World War I made gold unstable. The instability began when deficit spending pushed the European belligerents off the gold standard, and gold came to the United States, where the newly-created Federal Reserve System monetized it, doubling the dollar price level and halving the real value of gold. The instability continued when, after the war, the Federal Reserve engineered a dramatic deflation in the recession of 1920-21, bringing the dollar (and gold) price level 60 percent of the way back toward the prewar equilibrium, a level at which the Federal Reserve kept it until 1929.
It was in this milieu that the rest of the world, led by Germany, Britain and France, returned to the gold standard. The problem was that, with world (dollar) prices still 40 percent above their prewar equilibrium, the real value of gold reserves and supplies was proportionately smaller. At the same time monetary gold was badly distributed, with half of it in the United States. In addition, uncertainty over exchange rates and reparations (which were fixed in gold) increased the demand for reserves. In the face of this situation would not the increased demand for gold brought about by a return to the gold standard bring on a deflation? A few economists, like Charles Rist of France, Ludwig von Mises of Austria and Gustav Cassel of Sweden, thought it would. …

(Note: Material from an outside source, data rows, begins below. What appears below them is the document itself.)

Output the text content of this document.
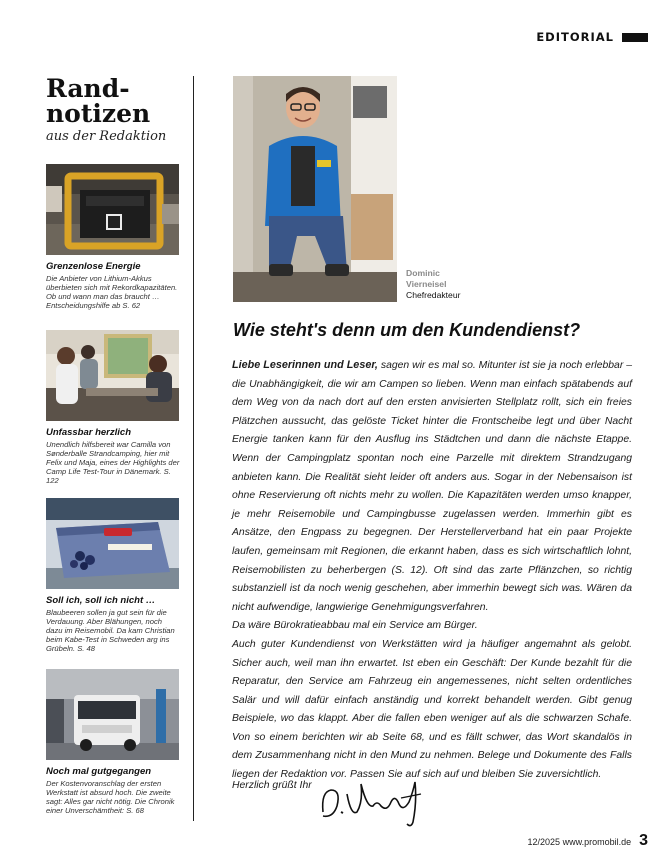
EDITORIAL
Rand-
notizen
aus der Redaktion
Grenzenlose Energie

Die Anbieter von Lithium-Akkus überbieten sich mit Rekordkapazitäten. Ob und wann man das braucht … Entscheidungshilfe ab S. 62

Unfassbar herzlich

Unendlich hilfsbereit war Camilla von Sønderballe Strandcamping, hier mit Felix und Maja, eines der Highlights der Camp Life Test-Tour in Dänemark. S. 122

Soll ich, soll ich nicht …

Blaubeeren sollen ja gut sein für die Verdauung. Aber Blähungen, noch dazu im Reisemobil. Da kam Christian beim Kabe-Test in Schweden arg ins Grübeln. S. 48

Noch mal gutgegangen

Der Kostenvoranschlag der ersten Werkstatt ist absurd hoch. Die zweite sagt: Alles gar nicht nötig. Die Chronik einer Unverschämtheit: S. 68

Dominic
Vierneisel
Chefredakteur
Wie steht's denn um den Kundendienst?

Liebe Leserinnen und Leser, sagen wir es mal so. Mitunter ist sie ja noch erlebbar – die Unabhängigkeit, die wir am Campen so lieben. Wenn man einfach spätabends auf dem Weg von da nach dort auf den ersten anvisierten Stellplatz rollt, sich ein freies Plätzchen aussucht, das gelöste Ticket hinter die Frontscheibe legt und über Nacht Energie tanken kann für den Ausflug ins Städtchen und dann die nächste Etappe. Wenn der Campingplatz spontan noch eine Parzelle mit direktem Strandzugang anbieten kann. Die Realität sieht leider oft anders aus. Sogar in der Nebensaison ist ohne Reservierung oft nichts mehr zu wollen. Die Kapazitäten werden umso knapper, je mehr Reisemobile und Campingbusse zugelassen werden. Immerhin gibt es Ansätze, den Engpass zu begegnen. Der Herstellerverband hat ein paar Projekte laufen, gemeinsam mit Regionen, die erkannt haben, dass es sich wirtschaftlich lohnt, Reisemobilisten zu beherbergen (S. 12). Oft sind das zarte Pflänzchen, so richtig substanziell ist da noch wenig geschehen, aber immerhin bewegt sich was. Wären da nicht aufwendige, langwierige Genehmigungsverfahren.

Da wäre Bürokratieabbau mal ein Service am Bürger.

Auch guter Kundendienst von Werkstätten wird ja häufiger angemahnt als gelobt. Sicher auch, weil man ihn erwartet. Ist eben ein Geschäft: Der Kunde bezahlt für die Reparatur, den Service am Fahrzeug ein angemessenes, nicht selten ordentliches Salär und will dafür einfach anständig und korrekt behandelt werden. Gibt genug Beispiele, wo das klappt. Aber die fallen eben weniger auf als die schwarzen Schafe. Von so einem berichten wir ab Seite 68, und es fällt schwer, das Wort skandalös in dem Zusammenhang nicht in den Mund zu nehmen. Belege und Dokumente des Falls liegen der Redaktion vor. Passen Sie auf sich auf und bleiben Sie zuversichtlich.

Herzlich grüßt Ihr
12/2025 www.promobil.de 3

Rist, Mises and Cassel proved to be right. Deflation was already in the air in the late 1920?s with the fall in prices of agricultural products and raw materials. The Wall Street crash in 1929 was another symptom, and generalized deflation began in 1930.
Mundell concluded his remarks:
The century closes with an international monetary system inferior to that with which it began, but much improved from the situation that existed only two-and-a-half decades ago. It remains to be seen where leadership will come from and whether a restoration of the international monetary system will be compatible with the power configuration of the world economy. It would certainly make a contribution to world harmony.